気を許す(裏切りの帝国)


 ナドゥの工房に到着すると出迎えるはずの男が珍しく姿を見せない。不思議に思って若衆のひとりに尋ねると、上で読書に勤しんでいたという返答があった。ナドゥと顔なじみの商隊がどっさり図書を持ちこんだのだという。
 若衆に礼を告げて二階の居住区へ上がる。ジンの部屋の戸布は半端に巻き上げられていて、染色鮮やかな垂れ布が風に翻っている。それを避けて、シファカはひょいと男の部屋を覗いた。
 はたしてジンはいた。部屋の寝台で本を腹に抱えて仰臥していた。周囲には多くの図書。
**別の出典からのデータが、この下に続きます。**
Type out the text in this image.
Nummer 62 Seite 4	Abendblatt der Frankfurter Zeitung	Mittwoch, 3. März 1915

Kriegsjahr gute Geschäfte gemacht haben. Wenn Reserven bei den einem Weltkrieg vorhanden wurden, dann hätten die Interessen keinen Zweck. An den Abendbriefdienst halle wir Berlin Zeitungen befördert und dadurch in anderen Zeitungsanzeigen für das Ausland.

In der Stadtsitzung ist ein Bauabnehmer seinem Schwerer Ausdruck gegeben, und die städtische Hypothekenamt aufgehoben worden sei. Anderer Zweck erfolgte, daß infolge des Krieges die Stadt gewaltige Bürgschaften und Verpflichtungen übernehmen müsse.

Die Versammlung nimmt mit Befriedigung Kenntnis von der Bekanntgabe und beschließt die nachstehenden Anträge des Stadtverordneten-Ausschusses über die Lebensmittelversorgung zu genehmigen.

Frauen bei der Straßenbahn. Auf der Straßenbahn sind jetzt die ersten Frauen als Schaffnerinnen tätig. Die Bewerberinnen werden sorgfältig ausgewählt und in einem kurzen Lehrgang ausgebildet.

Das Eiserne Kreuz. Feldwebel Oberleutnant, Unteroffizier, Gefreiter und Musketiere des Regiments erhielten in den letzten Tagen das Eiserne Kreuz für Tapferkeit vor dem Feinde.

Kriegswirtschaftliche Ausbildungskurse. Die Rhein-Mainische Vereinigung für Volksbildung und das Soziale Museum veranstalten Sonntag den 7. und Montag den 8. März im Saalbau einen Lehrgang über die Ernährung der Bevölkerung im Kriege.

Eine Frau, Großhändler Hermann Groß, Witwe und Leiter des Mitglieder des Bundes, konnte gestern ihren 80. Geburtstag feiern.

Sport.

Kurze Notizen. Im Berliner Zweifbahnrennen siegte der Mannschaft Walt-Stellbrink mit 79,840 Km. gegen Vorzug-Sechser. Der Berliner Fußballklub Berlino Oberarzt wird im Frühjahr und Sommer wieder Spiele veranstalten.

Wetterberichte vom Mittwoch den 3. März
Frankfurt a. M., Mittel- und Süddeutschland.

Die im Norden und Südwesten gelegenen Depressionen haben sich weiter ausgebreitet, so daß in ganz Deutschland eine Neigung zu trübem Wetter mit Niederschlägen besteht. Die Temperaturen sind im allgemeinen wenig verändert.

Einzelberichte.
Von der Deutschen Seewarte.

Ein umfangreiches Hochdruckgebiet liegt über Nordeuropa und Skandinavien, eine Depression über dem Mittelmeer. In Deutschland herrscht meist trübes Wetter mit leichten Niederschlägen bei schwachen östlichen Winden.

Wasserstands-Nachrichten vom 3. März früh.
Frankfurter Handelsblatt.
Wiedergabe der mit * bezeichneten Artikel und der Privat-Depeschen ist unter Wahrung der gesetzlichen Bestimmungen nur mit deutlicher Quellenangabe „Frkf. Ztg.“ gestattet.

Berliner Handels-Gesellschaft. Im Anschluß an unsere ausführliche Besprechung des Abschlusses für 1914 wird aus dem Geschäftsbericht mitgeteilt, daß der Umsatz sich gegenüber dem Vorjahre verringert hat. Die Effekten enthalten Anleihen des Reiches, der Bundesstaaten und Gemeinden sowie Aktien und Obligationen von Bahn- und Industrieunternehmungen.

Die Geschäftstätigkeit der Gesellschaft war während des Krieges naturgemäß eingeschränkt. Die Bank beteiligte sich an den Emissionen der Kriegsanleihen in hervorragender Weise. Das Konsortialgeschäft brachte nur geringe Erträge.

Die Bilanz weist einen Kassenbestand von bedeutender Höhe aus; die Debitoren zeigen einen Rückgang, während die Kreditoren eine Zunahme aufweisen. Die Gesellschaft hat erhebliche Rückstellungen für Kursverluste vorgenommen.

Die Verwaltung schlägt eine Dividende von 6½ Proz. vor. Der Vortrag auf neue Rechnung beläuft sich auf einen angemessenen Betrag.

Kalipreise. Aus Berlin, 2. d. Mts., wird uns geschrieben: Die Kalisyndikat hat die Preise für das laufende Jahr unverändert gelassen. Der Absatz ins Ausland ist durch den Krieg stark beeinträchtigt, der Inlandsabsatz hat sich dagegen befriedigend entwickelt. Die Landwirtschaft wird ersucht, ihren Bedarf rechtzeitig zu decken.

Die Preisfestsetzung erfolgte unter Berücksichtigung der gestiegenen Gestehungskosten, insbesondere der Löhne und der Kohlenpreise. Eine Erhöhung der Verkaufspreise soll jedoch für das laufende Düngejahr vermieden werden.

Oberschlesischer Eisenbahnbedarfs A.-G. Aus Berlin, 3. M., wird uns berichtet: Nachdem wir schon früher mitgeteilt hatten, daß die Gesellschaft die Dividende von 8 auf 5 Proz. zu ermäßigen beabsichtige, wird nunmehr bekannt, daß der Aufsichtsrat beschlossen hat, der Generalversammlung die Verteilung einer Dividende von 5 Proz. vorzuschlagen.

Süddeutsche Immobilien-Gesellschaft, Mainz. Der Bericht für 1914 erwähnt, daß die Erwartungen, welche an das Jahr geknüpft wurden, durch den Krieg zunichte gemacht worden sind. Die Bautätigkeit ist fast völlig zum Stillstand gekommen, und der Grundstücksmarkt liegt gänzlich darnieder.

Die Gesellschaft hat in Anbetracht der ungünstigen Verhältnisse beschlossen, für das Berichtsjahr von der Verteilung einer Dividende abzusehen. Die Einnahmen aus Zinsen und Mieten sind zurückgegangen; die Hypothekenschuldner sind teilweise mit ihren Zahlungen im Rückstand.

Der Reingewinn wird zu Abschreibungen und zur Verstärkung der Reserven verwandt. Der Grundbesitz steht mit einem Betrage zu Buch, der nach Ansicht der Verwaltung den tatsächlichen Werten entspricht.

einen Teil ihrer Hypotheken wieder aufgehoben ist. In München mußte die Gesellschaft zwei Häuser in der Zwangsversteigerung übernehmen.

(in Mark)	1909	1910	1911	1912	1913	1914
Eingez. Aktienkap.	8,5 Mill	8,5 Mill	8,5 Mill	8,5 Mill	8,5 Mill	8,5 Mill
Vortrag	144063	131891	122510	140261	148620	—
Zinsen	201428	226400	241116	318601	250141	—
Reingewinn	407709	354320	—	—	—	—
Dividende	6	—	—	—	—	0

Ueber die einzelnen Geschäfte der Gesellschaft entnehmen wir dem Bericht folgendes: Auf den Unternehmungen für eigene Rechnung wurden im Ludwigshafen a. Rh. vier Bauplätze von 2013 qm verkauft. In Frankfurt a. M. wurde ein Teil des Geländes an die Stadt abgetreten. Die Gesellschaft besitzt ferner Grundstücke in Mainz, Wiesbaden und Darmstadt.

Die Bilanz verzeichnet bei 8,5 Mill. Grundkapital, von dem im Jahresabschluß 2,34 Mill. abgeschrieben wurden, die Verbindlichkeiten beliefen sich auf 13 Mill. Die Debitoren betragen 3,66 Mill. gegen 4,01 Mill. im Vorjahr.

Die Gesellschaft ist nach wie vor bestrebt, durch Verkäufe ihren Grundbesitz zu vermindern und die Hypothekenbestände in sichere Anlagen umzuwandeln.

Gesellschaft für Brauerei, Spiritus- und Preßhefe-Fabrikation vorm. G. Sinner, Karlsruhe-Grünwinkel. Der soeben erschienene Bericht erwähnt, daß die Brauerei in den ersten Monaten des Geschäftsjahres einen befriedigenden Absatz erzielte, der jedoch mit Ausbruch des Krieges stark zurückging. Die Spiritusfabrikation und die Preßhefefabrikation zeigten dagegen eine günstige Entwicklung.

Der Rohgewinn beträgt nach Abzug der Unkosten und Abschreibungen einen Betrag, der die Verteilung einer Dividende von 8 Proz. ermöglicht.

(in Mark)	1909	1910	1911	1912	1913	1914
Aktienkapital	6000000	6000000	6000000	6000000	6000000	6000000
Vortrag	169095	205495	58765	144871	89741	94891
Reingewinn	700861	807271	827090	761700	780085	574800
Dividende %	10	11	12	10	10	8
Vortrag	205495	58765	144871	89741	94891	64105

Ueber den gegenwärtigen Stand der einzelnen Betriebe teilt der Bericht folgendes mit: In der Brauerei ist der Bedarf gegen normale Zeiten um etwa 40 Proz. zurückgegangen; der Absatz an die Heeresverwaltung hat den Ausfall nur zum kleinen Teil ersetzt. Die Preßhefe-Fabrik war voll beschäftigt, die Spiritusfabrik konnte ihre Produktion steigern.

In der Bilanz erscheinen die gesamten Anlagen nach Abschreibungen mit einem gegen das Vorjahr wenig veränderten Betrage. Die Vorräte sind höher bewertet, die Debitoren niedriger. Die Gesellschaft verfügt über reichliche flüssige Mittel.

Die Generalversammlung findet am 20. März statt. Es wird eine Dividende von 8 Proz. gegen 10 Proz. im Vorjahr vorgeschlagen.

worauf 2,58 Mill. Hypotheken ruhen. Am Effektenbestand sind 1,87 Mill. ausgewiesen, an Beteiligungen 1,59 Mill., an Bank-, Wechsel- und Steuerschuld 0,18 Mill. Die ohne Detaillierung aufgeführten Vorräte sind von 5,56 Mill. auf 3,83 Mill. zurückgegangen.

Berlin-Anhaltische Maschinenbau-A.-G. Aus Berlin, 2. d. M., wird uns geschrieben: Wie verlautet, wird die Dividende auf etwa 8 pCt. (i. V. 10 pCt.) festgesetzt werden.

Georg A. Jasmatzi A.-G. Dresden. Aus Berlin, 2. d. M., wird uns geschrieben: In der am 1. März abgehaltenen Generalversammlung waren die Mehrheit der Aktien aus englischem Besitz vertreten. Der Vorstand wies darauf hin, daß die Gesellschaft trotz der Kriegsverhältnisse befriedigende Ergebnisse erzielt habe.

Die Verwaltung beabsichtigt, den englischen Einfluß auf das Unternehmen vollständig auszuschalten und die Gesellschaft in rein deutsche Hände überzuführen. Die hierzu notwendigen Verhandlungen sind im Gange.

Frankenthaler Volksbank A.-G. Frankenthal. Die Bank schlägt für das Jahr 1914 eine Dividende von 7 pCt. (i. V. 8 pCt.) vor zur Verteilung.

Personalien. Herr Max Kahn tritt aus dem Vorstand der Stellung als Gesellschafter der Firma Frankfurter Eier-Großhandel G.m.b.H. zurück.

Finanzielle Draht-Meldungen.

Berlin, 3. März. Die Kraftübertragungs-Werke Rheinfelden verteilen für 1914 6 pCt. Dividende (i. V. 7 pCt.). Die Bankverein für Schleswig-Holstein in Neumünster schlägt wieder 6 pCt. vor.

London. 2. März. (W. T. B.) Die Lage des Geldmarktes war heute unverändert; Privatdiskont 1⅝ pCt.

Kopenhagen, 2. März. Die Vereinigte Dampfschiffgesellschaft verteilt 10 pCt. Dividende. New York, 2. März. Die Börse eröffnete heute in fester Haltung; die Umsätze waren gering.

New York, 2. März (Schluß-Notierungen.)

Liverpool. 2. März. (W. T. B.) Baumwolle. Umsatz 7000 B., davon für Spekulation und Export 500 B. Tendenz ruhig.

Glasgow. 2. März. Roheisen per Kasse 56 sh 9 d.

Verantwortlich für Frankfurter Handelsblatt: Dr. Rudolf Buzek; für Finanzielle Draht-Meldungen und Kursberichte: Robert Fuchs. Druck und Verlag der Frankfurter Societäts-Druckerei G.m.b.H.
 男はすーっと寝息を立てている。彼を起こさぬように気を払いながら、シファカは本を覗きこんだ。
 細かな文字。図面。内容。シファカだったら頭痛を起こしている。
 あぁこの男、頭いいんだなぁ、などと、複雑な心地となる。腕も立って頭もよい。イヤミか。
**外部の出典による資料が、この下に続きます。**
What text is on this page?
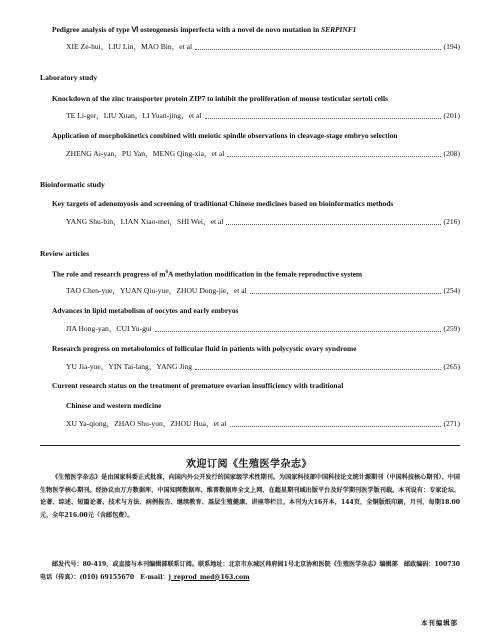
Pedigree analysis of type Ⅵ osteogenesis imperfecta with a novel de novo mutation in SERPINF1
XIE Ze-hui，LIU Lin，MAO Bin，et al	(194)
Laboratory study
Knockdown of the zinc transporter protein ZIP7 to inhibit the proliferation of mouse testicular sertoli cells
TE Li-ger，LIU Xuan，LI Yuan-jing，et al	(201)
Application of morphokinetics combined with meiotic spindle observations in cleavage-stage embryo selection
ZHENG Ai-yan，PU Yan，MENG Qing-xia，et al	(208)
Bioinformatic study
Key targets of adenomyosis and screening of traditional Chinese medicines based on bioinformatics methods
YANG Shu-bin，LIAN Xiao-mei，SHI Wei，et al	(216)
Review articles
The role and research progress of $m^6A$ methylation modification in the female reproductive system
TAO Chen-yue，YUAN Qiu-yue，ZHOU Dong-jie，et al	(254)
Advances in lipid metabolism of oocytes and early embryos
JIA Hong-yan，CUI Yu-gui	(259)
Research progress on metabolomics of follicular fluid in patients with polycystic ovary syndrome
YU Jia-yue，YIN Tai-lang，YANG Jing	(265)
Current research status on the treatment of premature ovarian insufficiency with traditional
Chinese and western medicine
XU Ya-qiong，ZHAO Shu-yun，ZHOU Hua，et al	(271)
欢迎订阅《生殖医学杂志》
《生殖医学杂志》是由国家科委正式批准，向国内外公开发行的国家级学术性期刊。为国家科技部中国科技论文统计源期刊（中国科技核心期刊）、中国生物医学核心期刊。经协议由万方数据库、中国知网数据库、维普数据库全文上网，在超星期刊域出版平台及好学期刊医学版刊载。本刊设有：专家论坛、论著、综述、短篇论著、技术与方法、病例报告、继续教育、基层生殖健康、讲座等栏目。本刊为大16开本，144页，全铜版纸印刷，月刊，每期18.00元，全年216.00元（含邮包费）。
邮发代号：80-419，或直接与本刊编辑部联系订阅。联系地址：北京市东城区帅府园1号北京协和医院《生殖医学杂志》编辑部　邮政编码：100730　电话（传真）：(010) 69155670　E-mail：j_reprod_med@163.com
本刊编辑部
 半眼で男のひたいをぱちりと指ではじいたら、男が跳ね起きて驚いた顔でシファカを見た。
「…しっふぁかちゃん?」
 寝起きの声だ。
「寝坊だよ、ジン。稽古つけてくれる約束の時間」
「俺、寝てたの?」
「寝坊だって言ったじゃないか」
「起きなかったの? 俺?」
 愕然とした顔。
「そうだけど…」
 どうしてそのような顔をするのかわからず、シファカは逆に狼狽した。
「具合でも悪い? 体調が悪いなら寝てていいけど」
「いや…大丈夫」
 男は何か考えたようすを見せたのち、訝るシファカに微笑んだ。
「稽古、だよね。ごめん。寝坊して」
「いいよ」
 と、シファカは微笑み返した。胡坐を掻いたままの男に手を差し出す。
「ほら、起きるならしゃきっとしよう。…よく寝られた?」
「うん」
 男がシファカの手を強く握り返した。